- Former PM Abbasi plays down emergence of far-right groups, says party is galvanised under Sharifs
- Analyst says if party loses in Punjab, it will be primarily because of religious vote
- TLP, MML hopeful to cash in on religious sentiments
LAHORE: Already suffering from Nawaz Sharif’s conviction and desertion by scores of crucial ‘electables’, PML-N’s chances are further diminished by the likely loss of its traditional right-of-centre religious vote bank, especially in its stronghold Punjab.
“If PML-N loses in Punjab it will be primarily because of the religious vote,” said Rasul Bakhsh Rais, prominent analyst and professor of political science at LUMS.
“They have been preoccupied with Imran Khan and taken the conservative constituency for granted for a long time.”
A number of religious parties have emerged on the political scene since the last general election. Prominent among them are Milli Muslim League (MML) and the firebrand Tehreek-e-Labbaik Pakistan (TLP). The old religious parties’ alliance Mutahidda Majlis-e-Amal (MMA) has also been revived.
MML is an affiliate of Hafiz Saeed’s Jamatud Dawa and though ECP did not register the party because of alleged ties with banned outfits, it will contest the 2018 general election on the platform of Allah-o-Akbar Tehreek.
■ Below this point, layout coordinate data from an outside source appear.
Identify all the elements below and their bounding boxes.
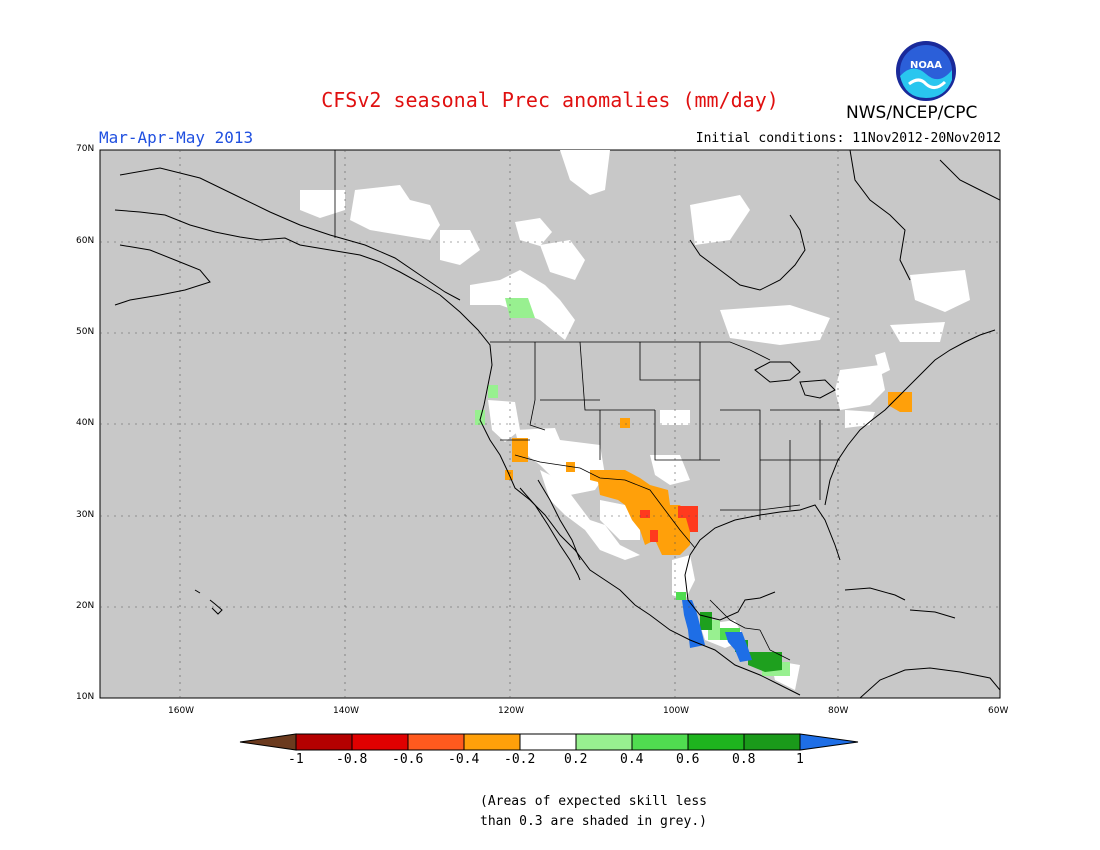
lat-label-20n: 20N [76,601,95,611]
colorbar-tick-label: -1 [288,752,304,767]
colorbar-tick-label: 0.6 [676,752,700,767]
very-wet-regions [682,600,752,662]
colorbar-box [519,733,577,751]
lat-label-60n: 60N [76,236,95,246]
skill-note-line-1: (Areas of expected skill less [480,794,707,809]
colorbar-tick-label: -0.4 [448,752,480,767]
colorbar-right-arrow [799,733,859,751]
lon-label-80w: 80W [828,706,849,716]
colorbar-tick-label: -0.8 [336,752,368,767]
lat-label-40n: 40N [76,418,95,428]
colorbar-box [743,733,801,751]
initial-conditions: Initial conditions: 11Nov2012-20Nov2012 [695,131,1001,146]
colorbar-box [687,733,745,751]
colorbar-tick-label: 0.4 [620,752,644,767]
lon-label-60w: 60W [988,706,1009,716]
coastlines [114,150,1000,698]
colorbar-tick-label: 0.8 [732,752,756,767]
colorbar-tick-label: 0.2 [564,752,588,767]
lat-label-10n: 10N [76,692,95,702]
colorbar-left-arrow [239,733,297,751]
colorbar-tick-label: -0.2 [504,752,536,767]
lat-label-70n: 70N [76,144,95,154]
lon-label-140w: 140W [333,706,360,716]
lat-label-30n: 30N [76,510,95,520]
lon-label-100w: 100W [663,706,690,716]
colorbar-box [631,733,689,751]
strong-dry-regions [640,506,698,542]
colorbar-box [351,733,409,751]
skill-note-line-2: than 0.3 are shaded in grey.) [480,814,707,829]
political-boundaries [334,150,840,661]
map-title: CFSv2 seasonal Prec anomalies (mm/day) [321,88,779,112]
agency-label: NWS/NCEP/CPC [846,103,978,123]
anomaly-shading [100,150,1000,698]
colorbar-tick-label: 1 [796,752,804,767]
colorbar-boxes [295,733,801,751]
colorbar-box [295,733,353,751]
graticule [100,150,1000,698]
colorbar-box [463,733,521,751]
logo-text: NOAA [910,60,942,71]
lon-label-120w: 120W [498,706,525,716]
lat-label-50n: 50N [76,327,95,337]
forecast-period: Mar-Apr-May 2013 [99,128,254,147]
colorbar-tick-label: -0.6 [392,752,424,767]
colorbar-box [407,733,465,751]
colorbar-box [575,733,633,751]
noaa-logo: NOAA [896,41,956,101]
skill-note: (Areas of expected skill less than 0.3 a… [480,792,707,832]
lon-label-160w: 160W [168,706,195,716]
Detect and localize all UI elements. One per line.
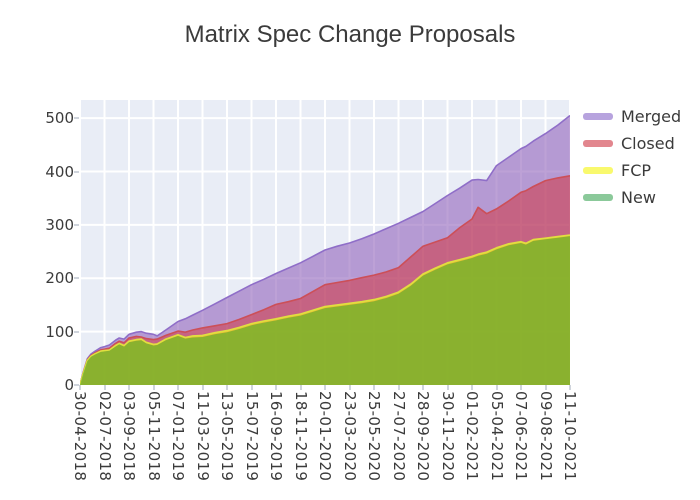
x-axis-tick-mark	[152, 385, 155, 390]
plot-area	[80, 100, 570, 385]
legend-swatch-new	[583, 194, 613, 201]
y-axis-tick-mark	[74, 384, 79, 386]
x-axis-tick-label: 16-09-2019	[267, 391, 285, 482]
x-axis-tick-label: 18-11-2019	[291, 391, 310, 482]
x-axis-tick-mark	[544, 385, 547, 390]
legend-item-new[interactable]: New	[583, 184, 681, 211]
x-axis-tick-label: 07-06-2021	[512, 391, 530, 482]
x-axis-tick-mark	[495, 385, 498, 390]
x-axis-tick-label: 02-07-2018	[95, 391, 114, 482]
x-axis-tick-mark	[250, 385, 253, 390]
x-axis-tick-label: 15-07-2019	[242, 391, 261, 482]
legend-item-fcp[interactable]: FCP	[583, 157, 681, 184]
x-axis-tick-label: 01-02-2021	[463, 391, 481, 482]
x-axis-tick-label: 13-05-2019	[218, 391, 236, 482]
x-axis-tick-mark	[348, 385, 351, 390]
x-axis-tick-mark	[446, 385, 449, 390]
x-axis-tick-mark	[324, 385, 326, 390]
x-axis-tick-mark	[177, 385, 179, 390]
chart-title: Matrix Spec Change Proposals	[184, 21, 516, 48]
x-axis-tick-mark	[226, 385, 228, 390]
y-axis-tick-mark	[74, 223, 79, 226]
y-axis-tick-mark	[74, 277, 79, 280]
x-axis-tick-label: 05-11-2018	[144, 391, 163, 482]
x-axis-tick-label: 09-08-2021	[536, 391, 555, 482]
x-axis-tick-mark	[103, 385, 106, 390]
x-axis-tick-label: 23-03-2020	[340, 391, 359, 482]
legend-swatch-fcp	[583, 167, 613, 174]
x-axis-tick-mark	[201, 385, 204, 390]
x-axis-tick-mark	[128, 385, 130, 390]
line-fcp	[80, 234, 570, 385]
y-axis-tick-label: 0	[64, 376, 74, 394]
x-axis-tick-label: 28-09-2020	[414, 391, 432, 482]
legend-swatch-merged	[583, 113, 613, 120]
y-axis-tick-mark	[74, 170, 79, 173]
x-axis-tick-label: 30-11-2020	[438, 391, 457, 482]
x-axis-tick-label: 20-01-2020	[316, 391, 334, 482]
x-axis-tick-mark	[520, 385, 522, 390]
x-axis-tick-label: 30-04-2018	[71, 391, 89, 482]
legend: Merged Closed FCP New	[583, 103, 681, 211]
y-axis-tick-mark	[74, 330, 79, 333]
x-axis-tick-label: 05-04-2021	[487, 391, 506, 482]
legend-label: New	[621, 188, 656, 207]
x-axis-tick-mark	[569, 385, 571, 390]
legend-label: Closed	[621, 134, 675, 153]
legend-label: FCP	[621, 161, 652, 180]
legend-item-closed[interactable]: Closed	[583, 130, 681, 157]
y-axis-tick-label: 500	[45, 109, 74, 128]
x-axis-tick-mark	[275, 385, 277, 390]
y-axis-tick-label: 200	[45, 269, 74, 288]
y-axis-tick-mark	[74, 117, 79, 120]
x-axis-tick-mark	[373, 385, 375, 390]
x-axis-tick-label: 27-07-2020	[389, 391, 408, 482]
line-merged	[80, 114, 570, 385]
y-axis-tick-label: 100	[45, 322, 74, 341]
area-new	[80, 236, 570, 385]
line-closed	[80, 175, 570, 385]
legend-item-merged[interactable]: Merged	[583, 103, 681, 130]
legend-label: Merged	[621, 107, 682, 126]
x-axis-tick-label: 07-01-2019	[169, 391, 187, 482]
x-axis-tick-mark	[471, 385, 473, 390]
x-axis-tick-label: 11-10-2021	[561, 391, 579, 482]
x-axis-tick-mark	[79, 385, 81, 390]
x-axis-tick-mark	[397, 385, 400, 390]
x-axis-tick-label: 11-03-2019	[193, 391, 212, 482]
x-axis-tick-label: 03-09-2018	[120, 391, 138, 482]
legend-swatch-closed	[583, 140, 613, 147]
x-axis-tick-mark	[299, 385, 302, 390]
x-axis-tick-label: 25-05-2020	[365, 391, 383, 482]
x-axis-tick-mark	[422, 385, 424, 390]
y-axis-tick-label: 300	[45, 215, 74, 234]
y-axis-tick-label: 400	[45, 162, 74, 181]
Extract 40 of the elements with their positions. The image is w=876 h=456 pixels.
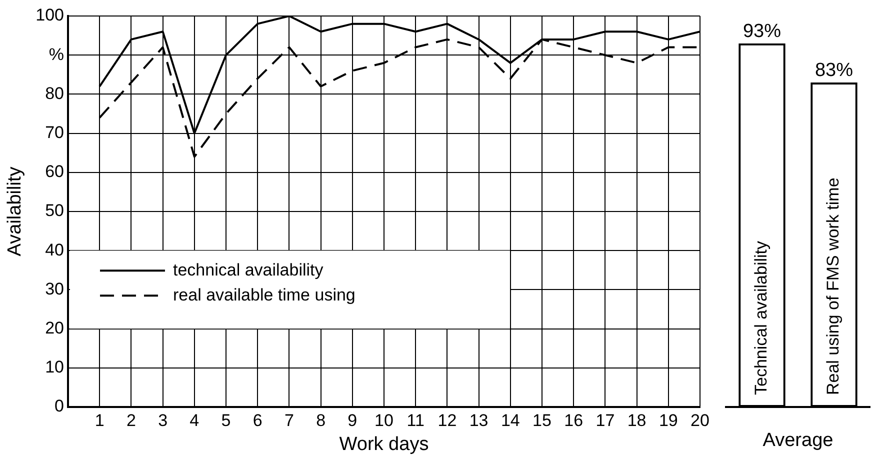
- x-tick-label: Real using of FMS work time: [824, 178, 843, 395]
- x-tick-label: 9: [348, 410, 358, 430]
- x-tick-label: 17: [596, 410, 615, 430]
- x-tick-label: 6: [252, 410, 262, 430]
- x-tick-label: 1: [94, 410, 104, 430]
- y-tick-label: 100: [36, 6, 64, 25]
- y-tick-label: 30: [45, 279, 64, 298]
- x-tick-label: Technical availability: [752, 240, 771, 395]
- x-axis-title: Average: [762, 430, 834, 451]
- y-tick-label: 60: [45, 162, 64, 182]
- y-tick-label: 20: [45, 318, 64, 338]
- x-tick-label: 4: [190, 410, 200, 430]
- x-tick-label: 12: [438, 410, 457, 430]
- data-label: 83%: [814, 60, 854, 82]
- y-tick-label: 0: [54, 396, 64, 416]
- x-tick-label: 10: [374, 410, 394, 430]
- data-label: 93%: [742, 21, 782, 42]
- x-tick-label: 8: [316, 410, 326, 430]
- y-tick-label: 10: [45, 358, 64, 377]
- y-tick-label: 40: [45, 240, 64, 260]
- x-tick-label: 18: [627, 410, 646, 430]
- x-tick-label: 15: [532, 410, 552, 430]
- x-tick-label: 2: [126, 410, 136, 430]
- legend-label: technical availability: [173, 260, 324, 280]
- x-tick-label: 7: [284, 410, 294, 430]
- y-tick-label: 80: [45, 84, 64, 103]
- y-tick-label: 50: [45, 201, 64, 220]
- x-tick-label: 19: [658, 410, 678, 430]
- y-tick-label: %: [48, 44, 64, 64]
- x-tick-label: 13: [469, 410, 488, 430]
- y-tick-label: 70: [45, 122, 64, 142]
- legend-label: real available time using: [173, 285, 356, 304]
- x-tick-label: 20: [690, 410, 710, 430]
- x-tick-label: 11: [406, 410, 424, 430]
- x-tick-label: 3: [158, 410, 168, 430]
- x-tick-label: 16: [564, 410, 584, 430]
- y-axis-title: Availability: [4, 166, 26, 256]
- x-tick-label: 14: [500, 410, 520, 430]
- x-tick-label: 5: [221, 410, 231, 430]
- x-axis-title: Work days: [339, 434, 429, 455]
TLP came into being in reaction to the hanging of Mumtaz Qadri, the man who killed former Punjab governor Salman Taseer for his comments regarding the controversial blasphemy law.
Yet despite the apparent splitting of its traditional religious vote, the PML-N leadership appears unfazed.
“I doubt it will have much impact,” said former prime minister Shahid Khaqan Abbasi. “Besides, PML-N had been drifting away from religious parties for a while because they tend to splinter off into alliances near elections.”
Earlier senior PML-N leader and former interior minister Ahsan Iqbal told a local daily that these religious parties were created to break the party’s religious vote bank. But it would not hurt their chances.
“Attempts to dilute our religious vote go back to the formation of MMA,” he said. And despite more attempts later the party remains unaffected. “Our party is united and Nawaz Sharif’s return will further galvanise it, even from jail.”
Prominent religious parties, on the other hand, blame PML-N’s policies for breaking away, though each had its own set of reasons.
“It is true that we largely constituted the traditional PML-N vote bank,” said Tabish Qayyum, spokesperson for MML. “But fissures started appearing after the 2013 election.”
MML blames PML-N’s pro-India stance, particularly its “weak position on India and Modi” for finally parting ways.
“If that was not enough, they began attacking the very foundations of Pakistan by adopting a somewhat liberal outlook,” he added.
MML believes that since Pakistan was founded in the name of Islam, a greater political effort was required to return the country to its original identity.
TLP has very different grievances. It burst onto the scene after the government carried out Mumtaz Qadri’s death sentence in 2016.
“We have come into politics over the issue of Khatm-e-Nabuwat,” said Ijaz Ashrafi, TLP spokesman. “Governments have always fooled people in the name of development, etc, but we will ask for their votes on the basis of faith.”
In three by-elections in Lahore, Chakwal and Lodhran, TLP finished third after PML-N and PTI each time. MML was close behind at fourth, except Chakwal, where it did not contest. Outside Punjab, TLP also finished third in a by-election in Peshawar.
The consistent rhetoric of these religious parties has also had a visible social effect. Preachers of the Barelvi as well as Deobandi persuasion across south Punjab have been spewing venom on the party throughout this electoral cycle.
“They are calling PML-N leaders hypocrites and voting for them a sin,” said Dr Rais of LUMS.
With Nawaz out of the equation, loyalists jumping ship, and the religious vote bank not just alienated but hostile, PML-N faces its toughest fight yet especially in Punjab.